The resized picture is fed onto the model and the feature map from the last convolutional layer, 14*14 window, is pooled by SPP pool. Then pooled feature map is fed onto the latter layer and the scores of all dense sliding windows are averaged.

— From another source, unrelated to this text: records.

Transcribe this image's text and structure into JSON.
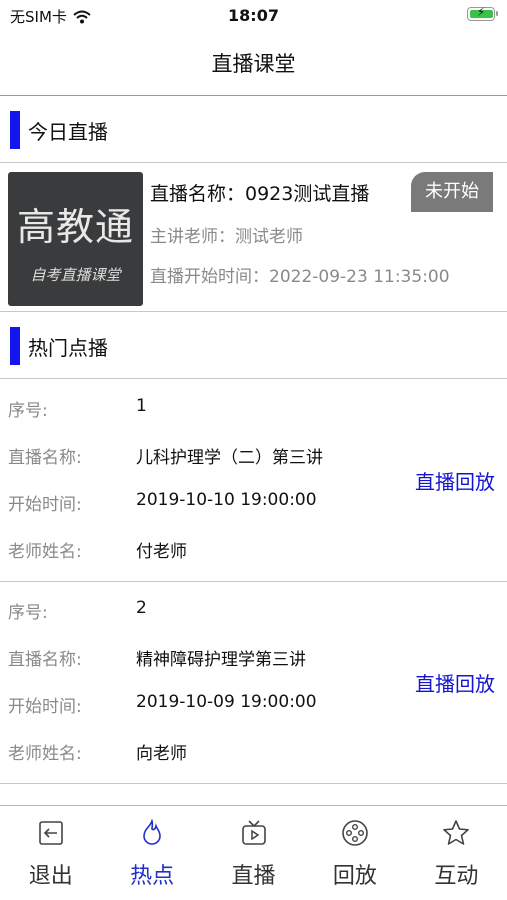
{
  "status_bar": {
    "carrier": "无SIM卡",
    "time": "18:07"
  },
  "nav": {
    "title": "直播课堂"
  },
  "today_live": {
    "section_title": "今日直播",
    "thumbnail": {
      "big_text": "高教通",
      "small_text": "自考直播课堂"
    },
    "name": "直播名称：0923测试直播",
    "teacher": "主讲老师：测试老师",
    "start_time": "直播开始时间：2022-09-23 11:35:00",
    "status": "未开始"
  },
  "hot_vod": {
    "section_title": "热门点播",
    "labels": {
      "index": "序号:",
      "name": "直播名称:",
      "start": "开始时间:",
      "teacher": "老师姓名:"
    },
    "items": [
      {
        "index": "1",
        "name": "儿科护理学（二）第三讲",
        "start": "2019-10-10 19:00:00",
        "teacher": "付老师",
        "action": "直播回放"
      },
      {
        "index": "2",
        "name": "精神障碍护理学第三讲",
        "start": "2019-10-09 19:00:00",
        "teacher": "向老师",
        "action": "直播回放"
      }
    ]
  },
  "tabbar": {
    "active": "热点",
    "active_color": "#2030c8",
    "items": [
      {
        "label": "退出",
        "icon": "exit-icon"
      },
      {
        "label": "热点",
        "icon": "flame-icon"
      },
      {
        "label": "直播",
        "icon": "tv-icon"
      },
      {
        "label": "回放",
        "icon": "film-reel-icon"
      },
      {
        "label": "互动",
        "icon": "star-icon"
      }
    ]
  }
}
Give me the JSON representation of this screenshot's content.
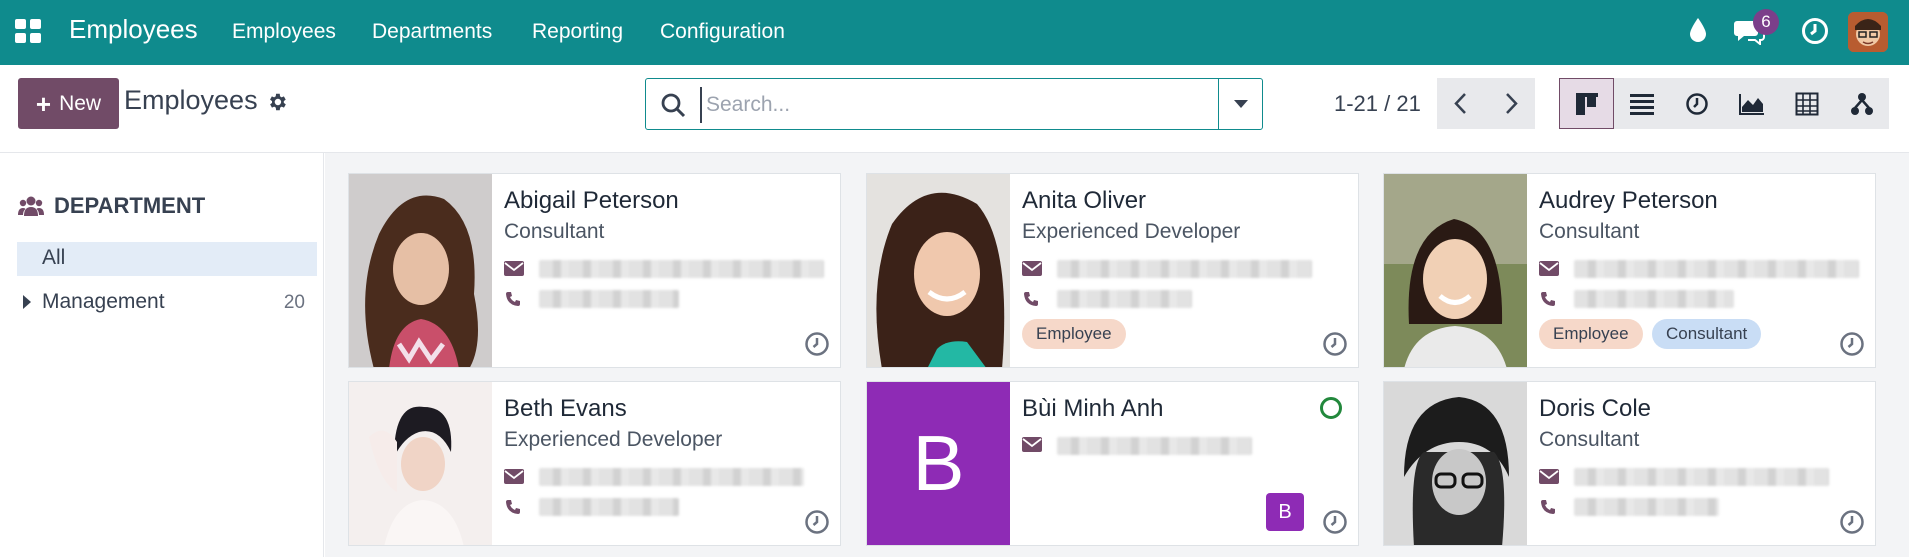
{
  "topbar": {
    "app_title": "Employees",
    "nav": [
      "Employees",
      "Departments",
      "Reporting",
      "Configuration"
    ],
    "chat_badge": "6",
    "icons": [
      "apps-grid-icon",
      "drop-icon",
      "chat-icon",
      "clock-icon",
      "user-avatar"
    ]
  },
  "control": {
    "new_label": "New",
    "breadcrumb": "Employees",
    "search_placeholder": "Search...",
    "pager": "1-21 / 21",
    "views": [
      "kanban-view-icon",
      "list-view-icon",
      "activity-view-icon",
      "graph-view-icon",
      "pivot-view-icon",
      "hierarchy-view-icon"
    ],
    "active_view": "kanban"
  },
  "sidebar": {
    "header": "DEPARTMENT",
    "all_label": "All",
    "items": [
      {
        "label": "Management",
        "count": "20"
      }
    ]
  },
  "employees": [
    {
      "name": "Abigail Peterson",
      "job": "Consultant",
      "tags": []
    },
    {
      "name": "Anita Oliver",
      "job": "Experienced Developer",
      "tags": [
        "Employee"
      ]
    },
    {
      "name": "Audrey Peterson",
      "job": "Consultant",
      "tags": [
        "Employee",
        "Consultant"
      ]
    },
    {
      "name": "Beth Evans",
      "job": "Experienced Developer",
      "tags": []
    },
    {
      "name": "Bùi Minh Anh",
      "job": "",
      "initial": "B",
      "badge": "B",
      "tags": []
    },
    {
      "name": "Doris Cole",
      "job": "Consultant",
      "tags": []
    }
  ],
  "colors": {
    "topbar": "#0f8b8d",
    "brand": "#714b67",
    "initial_avatar": "#8e2bb5",
    "tag_employee": "#f6d8c9",
    "tag_consultant": "#c9ddf5",
    "online": "#22883c"
  }
}
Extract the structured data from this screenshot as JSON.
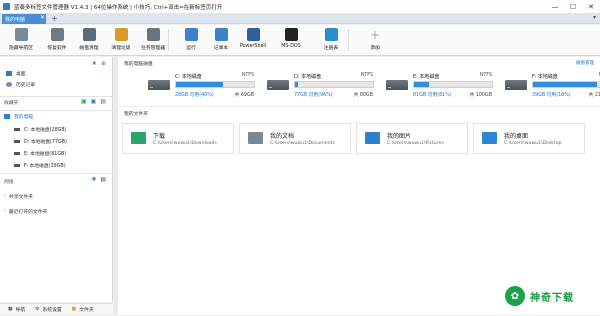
{
  "app": {
    "title": "蓝奏多标签文件管理器 V1.4.3 | 64位操作系统 | 小技巧: Ctrl+双击=在新标签页打开",
    "window_controls": [
      "—",
      "☐",
      "✕"
    ]
  },
  "tabs": [
    {
      "label": "我的电脑"
    }
  ],
  "tab_add": "+",
  "tab_close": "✕",
  "tab_menu": "▾",
  "toolbar": [
    {
      "icon": "layout-icon",
      "label": "隐藏导航区",
      "color": "#7a8a99"
    },
    {
      "icon": "recycle-bin-icon",
      "label": "恢复软件",
      "color": "#6e7a85"
    },
    {
      "icon": "disk-cleanup-icon",
      "label": "磁盘清理",
      "color": "#5d6b78"
    },
    {
      "icon": "broom-icon",
      "label": "清理垃圾",
      "color": "#d89a2b"
    },
    {
      "icon": "task-manager-icon",
      "label": "任务管理器",
      "color": "#6a7480"
    },
    {
      "icon": "run-icon",
      "label": "运行",
      "color": "#3f7fcf"
    },
    {
      "icon": "notepad-icon",
      "label": "记事本",
      "color": "#3b82c7"
    },
    {
      "icon": "powershell-icon",
      "label": "PowerShell",
      "color": "#2f5e9e"
    },
    {
      "icon": "msdos-icon",
      "label": "MS-DOS",
      "color": "#222"
    },
    {
      "icon": "registry-icon",
      "label": "注册表",
      "color": "#2d8ccf"
    },
    {
      "icon": "add-icon",
      "label": "添加",
      "color": "#aaaaaa"
    }
  ],
  "sidebar": {
    "quick_access": [
      {
        "label": "桌面",
        "icon": "desktop-icon"
      },
      {
        "label": "历史记录",
        "icon": "history-icon"
      }
    ],
    "favorites_title": "收藏夹",
    "computer": {
      "label": "我的电脑",
      "drives": [
        {
          "label": "C: 本地磁盘(28GB)"
        },
        {
          "label": "D: 本地磁盘(77GB)"
        },
        {
          "label": "E: 本地磁盘(81GB)"
        },
        {
          "label": "F: 本地磁盘(39GB)"
        }
      ]
    },
    "network": "网络",
    "shared": "共享文件夹",
    "recent_closed": "最近打开的文件夹",
    "bottom_tabs": [
      {
        "label": "导航",
        "icon": "nav-icon"
      },
      {
        "label": "系统设置",
        "icon": "gear-icon"
      },
      {
        "label": "文件夹",
        "icon": "folder-icon"
      }
    ]
  },
  "main": {
    "drives_title": "我的电脑磁盘",
    "manage_label": "磁盘管理",
    "drives": [
      {
        "name": "C: 本地磁盘",
        "fs": "NTFS",
        "free": "28GB 可用(40%)",
        "total": "共 69GB",
        "used_fraction": 0.6
      },
      {
        "name": "D: 本地磁盘",
        "fs": "NTFS",
        "free": "77GB 可用(96%)",
        "total": "共 80GB",
        "used_fraction": 0.04
      },
      {
        "name": "E: 本地磁盘",
        "fs": "NTFS",
        "free": "81GB 可用(81%)",
        "total": "共 100GB",
        "used_fraction": 0.19
      },
      {
        "name": "F: 本地磁盘",
        "fs": "NTFS",
        "free": "39GB 可用(18%)",
        "total": "共 215GB",
        "used_fraction": 0.82
      }
    ],
    "folders_title": "我的文件夹",
    "folders": [
      {
        "name": "下载",
        "path": "C:\\Users\\wuwu1\\Downloads",
        "icon": "download-folder-icon",
        "color": "#2aa56a"
      },
      {
        "name": "我的文档",
        "path": "C:\\Users\\wuwu1\\Documents",
        "icon": "documents-folder-icon",
        "color": "#7a8794"
      },
      {
        "name": "我的图片",
        "path": "C:\\Users\\wuwu1\\Pictures",
        "icon": "pictures-folder-icon",
        "color": "#2f7fd0"
      },
      {
        "name": "我的桌面",
        "path": "C:\\Users\\wuwu1\\Desktop",
        "icon": "desktop-folder-icon",
        "color": "#2e86d6"
      }
    ]
  },
  "watermark": "神奇下载"
}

The same process is executed to horizontally flipped images and images at multiple scales. Simply, their socres are averaged.
Dropout
the first two fully-connected layers with probability 0.5
Table 5 is about imagenet single-model result. For test evaluation, it utilizes 10-view evaluation. You can see that the width of a layer is also the matter for the accuracy. Imagenet single model result: Multi-scale, multiview and dense evaluation are used. Imagenet multi-model result: Multi-scale, multiview and dense evaluation are used.